Demand Immediate NC-wide eviction moratorium, local renter assistance

According to the latest survey by the U.S. Census Bureau, an estimated 400,000 households in North Carolina have no confidence that they can pay the next month’s rent. While thousands of North Carolina residents have been approved for rental assistance programs, money can take multiple months to be disbursed—if at all.

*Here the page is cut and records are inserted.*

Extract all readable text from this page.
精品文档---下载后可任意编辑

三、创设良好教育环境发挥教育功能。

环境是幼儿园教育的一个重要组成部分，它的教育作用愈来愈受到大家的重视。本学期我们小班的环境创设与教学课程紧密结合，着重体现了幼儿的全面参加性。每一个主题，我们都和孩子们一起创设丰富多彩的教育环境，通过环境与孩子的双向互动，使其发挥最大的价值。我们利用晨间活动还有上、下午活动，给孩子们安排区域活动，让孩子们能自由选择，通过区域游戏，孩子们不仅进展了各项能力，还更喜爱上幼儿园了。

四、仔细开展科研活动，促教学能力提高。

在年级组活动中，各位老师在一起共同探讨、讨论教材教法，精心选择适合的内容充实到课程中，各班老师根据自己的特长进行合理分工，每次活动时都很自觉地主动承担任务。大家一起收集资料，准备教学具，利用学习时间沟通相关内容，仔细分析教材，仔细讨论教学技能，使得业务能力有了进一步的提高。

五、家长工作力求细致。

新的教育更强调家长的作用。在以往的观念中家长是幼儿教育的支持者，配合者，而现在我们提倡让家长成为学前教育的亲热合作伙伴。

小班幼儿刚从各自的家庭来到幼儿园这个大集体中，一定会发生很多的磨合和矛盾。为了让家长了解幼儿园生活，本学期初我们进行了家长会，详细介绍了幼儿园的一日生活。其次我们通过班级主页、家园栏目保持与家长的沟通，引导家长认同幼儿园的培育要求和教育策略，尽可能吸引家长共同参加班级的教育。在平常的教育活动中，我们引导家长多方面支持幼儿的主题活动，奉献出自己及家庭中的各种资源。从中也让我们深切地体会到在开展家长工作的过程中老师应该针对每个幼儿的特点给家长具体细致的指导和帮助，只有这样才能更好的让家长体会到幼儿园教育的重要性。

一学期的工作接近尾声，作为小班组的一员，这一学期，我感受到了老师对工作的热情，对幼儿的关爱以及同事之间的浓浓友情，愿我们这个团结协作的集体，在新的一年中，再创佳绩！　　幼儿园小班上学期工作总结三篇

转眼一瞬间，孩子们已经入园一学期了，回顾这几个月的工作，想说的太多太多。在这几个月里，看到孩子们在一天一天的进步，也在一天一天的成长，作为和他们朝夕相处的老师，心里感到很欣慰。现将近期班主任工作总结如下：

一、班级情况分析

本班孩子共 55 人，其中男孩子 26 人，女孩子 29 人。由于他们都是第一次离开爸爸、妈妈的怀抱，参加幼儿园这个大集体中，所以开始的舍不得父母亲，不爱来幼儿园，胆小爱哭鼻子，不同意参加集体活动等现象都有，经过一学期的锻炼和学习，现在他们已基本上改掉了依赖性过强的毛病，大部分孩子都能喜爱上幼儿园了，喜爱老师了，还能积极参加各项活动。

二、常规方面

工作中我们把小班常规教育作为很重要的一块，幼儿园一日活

Meanwhile, judges and sheriffs have largely ignored the consequences of evicting families as the COVID-19 pandemic surges. And the NC General Assembly has more than enough revenue to pay off all the past-due rent for North Carolina families impacted by COVID-19, just as California did. Still, the Assembly has continued to allow tenants to be evicted.

As the statewide Stop Evictions Network, we make the following demands of NC Governor Roy Cooper, the NC General Assembly, and local officials:

  • An immediate statewide eviction moratorium
  • A full-scale, in-depth audit into each city’s rental assistance program to determine why fund dispersal is not meeting demand in a timely manner
  • Rent forgiveness and credit relief for those impacted by COVID-19
  • Increased capacity to rental assistance and legal aid programs

This crisis is an economic and racial justice issue. A Charlotte Journalism Collaborative examination of nearly 700 eviction cases from October 2020 to March 2021 found evictions during the pandemic most often occurred in ZIP codes with higher rates of poverty, higher Black populations, and less housing investment than the county overall. Across the state, 58% of Black households rent compared to 27% of white households. Black women are twice as likely to be evicted as white renters.